Onu durdurmam gerekirdi ama durdurmadım.

Durmak istemedim.

Sevilmeye, istenmeye çaresizdim ve onun beni öyle hissettirdiğine inandım.

Bana yaklaşırken onu öpmemi ne kadar istediğim açık olsa da, bekledi. İlk öpücüğümü çalmadı.

Ona ben verdim.

Dudaklarım nazikçe onun dudaklarını yakaladı, ellerim kaslı kollarına dolanırken, onun elleri belimi kavrayıp beni kendine çekti. Ona yapışık haldeyken, dili benimkine dans etti, beni direnişsizce hakimiyeti altına aldı. Önce ayakkabılarımı çıkardım, böylece beni yatağıma yatırdığında ve elleri utançsızca kotlarımı çözdüğünde, onları çıkarmasına yardım etmek için kendimi yukarı kaldırdım.

Sadece ıslak duvarlarımın hızla ıslattığı bir iç çamaşırıyla, elleri yanımda hayalet gibi dokunuşlar bırakırken, yumuşakça inledim, diğer eli bacaklarımın arasındaki pozisyonunu sabit tutuyordu.

Beni dokunma şekli, öpme şekli, farkında olmadan ona ait olmamı sağladı.

Hiç tereddüt etmeden, beni tamamen soymasına izin verdim.

O an, karizmatik doğası, kancalarını bana derinlemesine saplamasını kolaylaştırdı, o üzerimdeyken ve kaslı vücudunu adaletsizce gizleyen kıyafetlerinden soyulmuşken, tek korkum ona karşı ne kadar hızlı savunmasız kaldığımdı.

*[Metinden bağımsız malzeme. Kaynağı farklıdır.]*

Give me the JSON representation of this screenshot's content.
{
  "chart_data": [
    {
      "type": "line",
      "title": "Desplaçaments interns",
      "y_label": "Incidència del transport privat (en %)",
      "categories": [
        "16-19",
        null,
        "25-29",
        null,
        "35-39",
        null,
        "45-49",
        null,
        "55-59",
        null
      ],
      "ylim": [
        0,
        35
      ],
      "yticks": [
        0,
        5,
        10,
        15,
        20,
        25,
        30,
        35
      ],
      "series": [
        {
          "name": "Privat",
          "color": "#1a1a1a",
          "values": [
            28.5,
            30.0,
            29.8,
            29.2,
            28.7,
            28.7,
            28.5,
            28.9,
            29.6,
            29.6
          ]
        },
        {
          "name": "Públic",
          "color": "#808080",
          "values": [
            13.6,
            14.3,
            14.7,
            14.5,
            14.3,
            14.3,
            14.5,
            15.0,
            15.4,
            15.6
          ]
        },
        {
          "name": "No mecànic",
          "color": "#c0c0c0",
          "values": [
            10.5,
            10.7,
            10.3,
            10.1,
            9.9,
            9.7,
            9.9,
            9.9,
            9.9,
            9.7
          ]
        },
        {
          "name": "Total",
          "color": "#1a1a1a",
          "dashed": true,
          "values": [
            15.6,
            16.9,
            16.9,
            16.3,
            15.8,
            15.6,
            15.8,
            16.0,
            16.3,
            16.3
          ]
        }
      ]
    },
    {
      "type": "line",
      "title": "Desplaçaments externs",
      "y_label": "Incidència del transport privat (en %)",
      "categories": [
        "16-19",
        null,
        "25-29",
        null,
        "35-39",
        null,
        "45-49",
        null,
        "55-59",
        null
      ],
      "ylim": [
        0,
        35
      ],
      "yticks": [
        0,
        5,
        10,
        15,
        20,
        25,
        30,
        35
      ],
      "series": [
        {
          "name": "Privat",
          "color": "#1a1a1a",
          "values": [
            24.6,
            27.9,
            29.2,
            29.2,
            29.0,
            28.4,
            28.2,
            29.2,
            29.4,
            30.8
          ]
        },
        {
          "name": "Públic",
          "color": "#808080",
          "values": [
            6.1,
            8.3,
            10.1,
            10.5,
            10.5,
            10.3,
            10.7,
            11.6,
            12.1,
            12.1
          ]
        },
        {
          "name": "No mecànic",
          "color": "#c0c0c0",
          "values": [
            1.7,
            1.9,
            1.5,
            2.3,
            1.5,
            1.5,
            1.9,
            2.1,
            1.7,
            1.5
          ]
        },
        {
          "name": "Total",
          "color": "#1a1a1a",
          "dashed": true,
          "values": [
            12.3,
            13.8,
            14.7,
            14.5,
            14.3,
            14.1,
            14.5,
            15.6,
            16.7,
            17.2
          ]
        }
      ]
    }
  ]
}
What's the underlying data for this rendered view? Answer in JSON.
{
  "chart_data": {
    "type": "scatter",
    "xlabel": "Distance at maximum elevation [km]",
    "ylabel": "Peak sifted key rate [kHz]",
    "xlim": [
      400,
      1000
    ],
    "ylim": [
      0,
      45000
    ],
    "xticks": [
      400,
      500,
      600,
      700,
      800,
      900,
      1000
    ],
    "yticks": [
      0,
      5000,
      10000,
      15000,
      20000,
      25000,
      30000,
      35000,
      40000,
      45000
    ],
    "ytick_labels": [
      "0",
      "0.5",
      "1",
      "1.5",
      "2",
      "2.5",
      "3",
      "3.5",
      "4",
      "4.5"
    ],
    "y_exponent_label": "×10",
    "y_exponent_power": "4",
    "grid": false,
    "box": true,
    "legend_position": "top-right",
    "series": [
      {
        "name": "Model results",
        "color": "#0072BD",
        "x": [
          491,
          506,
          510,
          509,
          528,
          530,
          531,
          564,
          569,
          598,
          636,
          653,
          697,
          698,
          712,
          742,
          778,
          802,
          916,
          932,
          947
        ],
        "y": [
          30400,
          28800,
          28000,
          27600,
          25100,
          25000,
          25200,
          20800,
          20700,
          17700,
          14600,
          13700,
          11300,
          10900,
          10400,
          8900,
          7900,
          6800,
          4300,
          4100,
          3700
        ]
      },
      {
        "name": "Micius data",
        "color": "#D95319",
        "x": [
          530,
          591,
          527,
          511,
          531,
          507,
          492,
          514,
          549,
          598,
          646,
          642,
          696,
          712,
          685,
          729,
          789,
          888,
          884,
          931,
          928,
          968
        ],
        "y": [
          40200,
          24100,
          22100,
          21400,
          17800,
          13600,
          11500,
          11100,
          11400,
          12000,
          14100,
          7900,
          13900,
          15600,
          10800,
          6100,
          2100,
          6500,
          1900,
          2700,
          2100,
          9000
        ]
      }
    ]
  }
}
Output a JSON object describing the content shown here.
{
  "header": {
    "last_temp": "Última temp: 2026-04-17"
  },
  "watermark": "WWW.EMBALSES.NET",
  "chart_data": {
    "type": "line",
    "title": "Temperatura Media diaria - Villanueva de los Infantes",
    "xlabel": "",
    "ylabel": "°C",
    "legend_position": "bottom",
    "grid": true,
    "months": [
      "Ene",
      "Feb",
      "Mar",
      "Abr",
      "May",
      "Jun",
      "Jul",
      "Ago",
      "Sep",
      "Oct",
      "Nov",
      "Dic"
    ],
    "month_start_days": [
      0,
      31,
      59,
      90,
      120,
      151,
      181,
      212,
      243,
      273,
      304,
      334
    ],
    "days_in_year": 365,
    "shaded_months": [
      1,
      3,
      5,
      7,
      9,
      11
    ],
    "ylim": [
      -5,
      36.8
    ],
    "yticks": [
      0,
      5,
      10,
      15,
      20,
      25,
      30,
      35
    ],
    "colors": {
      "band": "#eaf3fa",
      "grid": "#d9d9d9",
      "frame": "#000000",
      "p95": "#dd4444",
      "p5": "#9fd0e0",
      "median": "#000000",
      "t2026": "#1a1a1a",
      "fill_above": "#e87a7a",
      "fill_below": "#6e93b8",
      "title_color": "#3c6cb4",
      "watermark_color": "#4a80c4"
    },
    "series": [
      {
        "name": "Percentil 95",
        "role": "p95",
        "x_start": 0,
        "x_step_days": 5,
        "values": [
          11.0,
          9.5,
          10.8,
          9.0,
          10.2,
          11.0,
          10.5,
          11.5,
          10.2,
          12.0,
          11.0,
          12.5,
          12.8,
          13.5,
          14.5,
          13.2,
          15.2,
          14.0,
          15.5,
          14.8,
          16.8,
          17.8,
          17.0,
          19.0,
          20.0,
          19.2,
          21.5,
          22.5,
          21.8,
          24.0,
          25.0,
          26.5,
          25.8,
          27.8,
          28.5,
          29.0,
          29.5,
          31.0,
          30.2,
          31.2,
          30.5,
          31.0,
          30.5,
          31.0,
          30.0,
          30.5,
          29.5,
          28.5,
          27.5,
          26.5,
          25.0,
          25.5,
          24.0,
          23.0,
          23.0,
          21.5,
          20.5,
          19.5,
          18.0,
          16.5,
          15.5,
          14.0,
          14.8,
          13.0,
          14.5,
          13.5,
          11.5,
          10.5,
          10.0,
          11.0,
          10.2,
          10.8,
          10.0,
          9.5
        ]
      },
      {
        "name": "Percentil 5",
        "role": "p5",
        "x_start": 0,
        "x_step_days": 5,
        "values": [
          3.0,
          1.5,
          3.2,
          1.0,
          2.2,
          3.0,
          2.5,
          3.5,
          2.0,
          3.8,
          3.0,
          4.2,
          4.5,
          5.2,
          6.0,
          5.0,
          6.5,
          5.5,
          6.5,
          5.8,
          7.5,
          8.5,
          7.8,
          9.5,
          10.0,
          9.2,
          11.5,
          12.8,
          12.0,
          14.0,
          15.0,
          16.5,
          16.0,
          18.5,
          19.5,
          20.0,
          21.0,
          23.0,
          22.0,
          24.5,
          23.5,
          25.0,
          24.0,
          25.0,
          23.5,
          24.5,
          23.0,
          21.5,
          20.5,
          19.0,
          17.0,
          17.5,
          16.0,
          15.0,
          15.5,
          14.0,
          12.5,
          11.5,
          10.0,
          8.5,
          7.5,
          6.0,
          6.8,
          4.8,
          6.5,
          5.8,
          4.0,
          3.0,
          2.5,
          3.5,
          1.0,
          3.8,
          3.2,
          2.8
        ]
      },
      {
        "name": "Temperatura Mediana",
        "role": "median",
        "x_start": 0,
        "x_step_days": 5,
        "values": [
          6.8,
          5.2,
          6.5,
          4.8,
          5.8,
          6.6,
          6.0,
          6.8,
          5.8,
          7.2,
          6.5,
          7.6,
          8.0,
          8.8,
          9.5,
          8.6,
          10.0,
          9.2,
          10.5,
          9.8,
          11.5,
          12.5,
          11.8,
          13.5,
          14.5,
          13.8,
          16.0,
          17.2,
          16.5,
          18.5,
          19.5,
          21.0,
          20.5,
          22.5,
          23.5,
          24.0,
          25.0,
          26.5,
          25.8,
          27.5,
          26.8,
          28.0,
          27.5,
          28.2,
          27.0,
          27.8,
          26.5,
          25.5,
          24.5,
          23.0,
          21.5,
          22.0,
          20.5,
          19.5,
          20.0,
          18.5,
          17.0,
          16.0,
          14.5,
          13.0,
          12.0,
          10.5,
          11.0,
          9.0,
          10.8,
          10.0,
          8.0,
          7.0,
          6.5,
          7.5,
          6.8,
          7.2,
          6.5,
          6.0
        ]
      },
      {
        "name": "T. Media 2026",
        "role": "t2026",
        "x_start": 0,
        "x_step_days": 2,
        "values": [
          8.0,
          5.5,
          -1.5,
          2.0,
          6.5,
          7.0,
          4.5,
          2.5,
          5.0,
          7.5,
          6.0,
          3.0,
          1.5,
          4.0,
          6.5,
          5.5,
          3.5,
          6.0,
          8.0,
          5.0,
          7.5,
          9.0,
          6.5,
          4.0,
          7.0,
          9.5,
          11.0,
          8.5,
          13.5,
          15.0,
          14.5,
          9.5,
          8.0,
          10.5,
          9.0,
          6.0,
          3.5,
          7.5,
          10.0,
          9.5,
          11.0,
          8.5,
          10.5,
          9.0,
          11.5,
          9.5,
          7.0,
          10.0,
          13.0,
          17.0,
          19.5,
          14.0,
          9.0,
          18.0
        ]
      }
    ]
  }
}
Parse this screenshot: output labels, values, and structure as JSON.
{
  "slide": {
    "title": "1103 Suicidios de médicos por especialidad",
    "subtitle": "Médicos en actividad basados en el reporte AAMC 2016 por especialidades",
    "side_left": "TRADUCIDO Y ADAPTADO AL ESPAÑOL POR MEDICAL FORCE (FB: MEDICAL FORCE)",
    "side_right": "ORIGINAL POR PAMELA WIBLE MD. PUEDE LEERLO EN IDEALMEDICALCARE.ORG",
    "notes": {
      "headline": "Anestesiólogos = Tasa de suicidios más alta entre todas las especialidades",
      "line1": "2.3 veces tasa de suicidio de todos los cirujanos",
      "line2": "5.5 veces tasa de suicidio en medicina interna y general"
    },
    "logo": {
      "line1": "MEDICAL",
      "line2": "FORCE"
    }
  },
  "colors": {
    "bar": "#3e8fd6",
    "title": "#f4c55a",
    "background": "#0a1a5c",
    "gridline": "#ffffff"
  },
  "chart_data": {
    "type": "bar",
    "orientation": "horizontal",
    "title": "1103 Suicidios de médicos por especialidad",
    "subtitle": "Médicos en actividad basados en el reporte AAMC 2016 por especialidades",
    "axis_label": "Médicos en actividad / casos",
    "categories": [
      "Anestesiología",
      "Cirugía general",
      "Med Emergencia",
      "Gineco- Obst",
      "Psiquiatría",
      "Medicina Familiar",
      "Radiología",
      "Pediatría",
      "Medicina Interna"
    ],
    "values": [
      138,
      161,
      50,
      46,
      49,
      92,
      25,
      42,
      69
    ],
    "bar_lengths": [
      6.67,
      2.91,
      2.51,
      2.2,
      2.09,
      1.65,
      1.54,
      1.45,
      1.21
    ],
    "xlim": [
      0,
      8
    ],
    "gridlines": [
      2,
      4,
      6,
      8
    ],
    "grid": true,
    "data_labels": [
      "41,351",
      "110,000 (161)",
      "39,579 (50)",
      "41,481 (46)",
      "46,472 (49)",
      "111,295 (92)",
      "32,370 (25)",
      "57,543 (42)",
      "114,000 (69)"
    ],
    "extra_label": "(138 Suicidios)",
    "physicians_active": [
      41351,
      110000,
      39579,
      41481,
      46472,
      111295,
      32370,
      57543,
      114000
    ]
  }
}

Elimi sert karın kaslarına bastırdım, derin bir nefes alırken, kendini girişime yerleştirirken. Sert üyesi, sardığı kondomda nabız gibi atıyordu, kapalı gözleri benimkine kararlı bir şekilde bakarak, ona güvenmemi davet ediyordu. Yine de, elimi tuttuğunda ve yolundan çekip başımın yanındaki yatağa sabitlediğinde inledim.

"Ş..." diye beni sakinleştirdi, kulağıma eğilerek. Boynuma hafif bir öpücük kondurup, "Tamam, bebek," diye fısıldadı.

O zaman ve şimdi hala, onun merhametine kaldım.

O zaman ve şimdi hala, ben onun Merhametiyim.